The second issue relates to ‘presumptive tax’ without any concept of imputed tax. In Pakistan there are heads of income such as ‘exports’, which are taxed on presumptive basis. This means that a certain percentage or amount not being income is considered to be the tax liability in respect of income from that source. This amount is obviously not similar to actual income from that source. Since the assets and expenditure are made out of income (source) therefore there cannot be any real identification of source of income. An exporter’s tax liability is 1% of export proceeds. The real income may be Rs 10 or may be Rs 50 or even a loss. In the present regime there is no record of the actual income of an exporter (nor is there any requirement) to identify the assets owned or expenditure incurred by an exporter. In other words, in a practical sense it is quite possible that an exporter may not be able to identify the source of his house from this tax return for the reason that there is no amount determined as assessed income of that person in any national tax record. There are two answers to this problem. First is abolition of all presumptive taxes and providing zero-rating or reduced rate if concession is to be provided. This was my approach when I was at FBR. Unless this action is undertaken there cannot be any exercise or law for implementation for ‘unexplained assets’. The second approach which is actually an interim measure is reintroduction of the concept of imputed income to provide the facilitation for identification of a nominal source. For example, it can be said that in case of exports the imputed income shall be 25 times of the tax paid on exports. This is not an ideal system; however, it is much better than the present unguided practice. The concept of imputed taxation was there in the repealed Income Tax Ordinance, 1979 which has been unnecessarily deleted in the Income Tax Ordinance, 2001. This needs to be reintroduced.

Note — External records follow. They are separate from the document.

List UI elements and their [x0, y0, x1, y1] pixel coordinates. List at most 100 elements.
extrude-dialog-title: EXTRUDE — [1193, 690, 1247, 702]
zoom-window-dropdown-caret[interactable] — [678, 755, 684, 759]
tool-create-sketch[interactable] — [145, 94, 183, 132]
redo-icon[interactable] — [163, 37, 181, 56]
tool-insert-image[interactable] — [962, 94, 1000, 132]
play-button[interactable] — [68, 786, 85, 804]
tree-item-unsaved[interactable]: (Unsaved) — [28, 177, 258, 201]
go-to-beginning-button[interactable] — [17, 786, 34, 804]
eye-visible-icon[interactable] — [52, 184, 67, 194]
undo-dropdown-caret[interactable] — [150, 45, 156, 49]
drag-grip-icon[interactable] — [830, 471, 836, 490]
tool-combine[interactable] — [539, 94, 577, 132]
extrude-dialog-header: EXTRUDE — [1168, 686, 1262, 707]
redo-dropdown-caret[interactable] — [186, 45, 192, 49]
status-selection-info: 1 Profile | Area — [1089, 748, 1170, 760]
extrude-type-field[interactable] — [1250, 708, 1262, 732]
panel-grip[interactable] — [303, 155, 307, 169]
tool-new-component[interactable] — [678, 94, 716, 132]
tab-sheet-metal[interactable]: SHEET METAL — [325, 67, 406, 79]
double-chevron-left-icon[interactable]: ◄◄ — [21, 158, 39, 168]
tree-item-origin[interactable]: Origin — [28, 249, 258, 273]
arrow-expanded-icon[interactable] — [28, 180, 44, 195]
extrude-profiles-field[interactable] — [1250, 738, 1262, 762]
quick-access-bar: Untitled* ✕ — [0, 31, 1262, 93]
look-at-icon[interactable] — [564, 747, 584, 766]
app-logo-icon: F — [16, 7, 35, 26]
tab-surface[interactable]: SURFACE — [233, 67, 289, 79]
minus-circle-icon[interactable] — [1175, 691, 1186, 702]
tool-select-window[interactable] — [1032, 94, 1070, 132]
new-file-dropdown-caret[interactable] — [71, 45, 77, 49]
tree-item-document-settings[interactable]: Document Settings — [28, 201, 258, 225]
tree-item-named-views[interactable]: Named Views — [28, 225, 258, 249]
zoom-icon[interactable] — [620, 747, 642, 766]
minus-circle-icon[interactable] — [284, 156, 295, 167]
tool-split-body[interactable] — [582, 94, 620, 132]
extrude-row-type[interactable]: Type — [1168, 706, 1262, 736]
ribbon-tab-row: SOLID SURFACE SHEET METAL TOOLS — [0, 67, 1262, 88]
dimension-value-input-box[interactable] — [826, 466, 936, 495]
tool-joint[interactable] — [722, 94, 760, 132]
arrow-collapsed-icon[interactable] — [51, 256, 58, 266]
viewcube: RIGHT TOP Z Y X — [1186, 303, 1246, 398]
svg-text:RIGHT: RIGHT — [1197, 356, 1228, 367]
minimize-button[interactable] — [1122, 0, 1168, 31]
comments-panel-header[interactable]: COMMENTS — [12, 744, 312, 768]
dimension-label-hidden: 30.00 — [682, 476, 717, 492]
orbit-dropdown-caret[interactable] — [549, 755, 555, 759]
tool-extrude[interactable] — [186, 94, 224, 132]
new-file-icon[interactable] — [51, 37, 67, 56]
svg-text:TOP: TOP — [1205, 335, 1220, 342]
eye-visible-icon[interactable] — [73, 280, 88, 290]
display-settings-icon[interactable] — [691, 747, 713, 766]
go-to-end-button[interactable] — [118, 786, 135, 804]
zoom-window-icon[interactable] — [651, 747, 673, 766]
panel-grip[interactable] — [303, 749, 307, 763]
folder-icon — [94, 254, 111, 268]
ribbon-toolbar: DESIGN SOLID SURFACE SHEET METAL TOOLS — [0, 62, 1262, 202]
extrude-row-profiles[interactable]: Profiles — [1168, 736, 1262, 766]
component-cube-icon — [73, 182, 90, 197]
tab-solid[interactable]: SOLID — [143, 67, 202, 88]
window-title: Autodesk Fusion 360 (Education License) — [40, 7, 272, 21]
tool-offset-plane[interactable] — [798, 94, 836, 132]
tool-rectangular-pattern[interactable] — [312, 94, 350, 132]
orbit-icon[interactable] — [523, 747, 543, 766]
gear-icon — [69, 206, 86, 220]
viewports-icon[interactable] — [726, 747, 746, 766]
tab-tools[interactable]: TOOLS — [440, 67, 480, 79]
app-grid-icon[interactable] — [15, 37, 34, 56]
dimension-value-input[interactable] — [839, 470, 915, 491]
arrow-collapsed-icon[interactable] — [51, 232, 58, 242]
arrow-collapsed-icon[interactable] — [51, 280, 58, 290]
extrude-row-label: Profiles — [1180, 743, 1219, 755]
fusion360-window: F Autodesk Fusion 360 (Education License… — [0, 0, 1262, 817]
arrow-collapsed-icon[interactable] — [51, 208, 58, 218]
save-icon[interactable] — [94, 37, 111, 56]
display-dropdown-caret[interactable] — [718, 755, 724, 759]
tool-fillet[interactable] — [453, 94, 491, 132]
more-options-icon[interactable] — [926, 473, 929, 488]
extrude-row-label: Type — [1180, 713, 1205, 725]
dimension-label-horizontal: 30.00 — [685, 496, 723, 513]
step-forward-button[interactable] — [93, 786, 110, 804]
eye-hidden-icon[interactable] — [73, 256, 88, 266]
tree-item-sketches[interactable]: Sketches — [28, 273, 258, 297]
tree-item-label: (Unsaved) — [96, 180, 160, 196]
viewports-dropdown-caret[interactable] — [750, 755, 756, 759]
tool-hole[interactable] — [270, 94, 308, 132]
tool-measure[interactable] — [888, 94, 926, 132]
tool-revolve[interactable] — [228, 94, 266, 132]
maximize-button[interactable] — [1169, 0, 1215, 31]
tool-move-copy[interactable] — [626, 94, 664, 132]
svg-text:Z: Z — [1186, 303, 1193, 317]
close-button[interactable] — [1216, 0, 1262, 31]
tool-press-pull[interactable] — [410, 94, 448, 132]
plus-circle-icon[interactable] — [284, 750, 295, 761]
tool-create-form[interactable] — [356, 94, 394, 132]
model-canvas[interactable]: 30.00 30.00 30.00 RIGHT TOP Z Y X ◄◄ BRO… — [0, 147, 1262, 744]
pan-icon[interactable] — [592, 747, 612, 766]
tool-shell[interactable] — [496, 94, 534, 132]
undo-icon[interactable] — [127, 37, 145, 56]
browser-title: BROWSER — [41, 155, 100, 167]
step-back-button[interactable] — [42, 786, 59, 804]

The purpose of this discussion is to let the tax administration accept that there cannot be proper implementation of law unless the inherent gaps in the existing system are bridged. There is always a time to start correcting things. It is my view, we have unfortunately reached that position. There appears to be a will of the government to handle concealment of income however before that the gaps need to be bridged. There is no point in examining, investigating, probing, penalizing and confiscating the assets on the ground that these represent proceeds of concealed income when there are many windows open within the law that make the law practically unimplementable.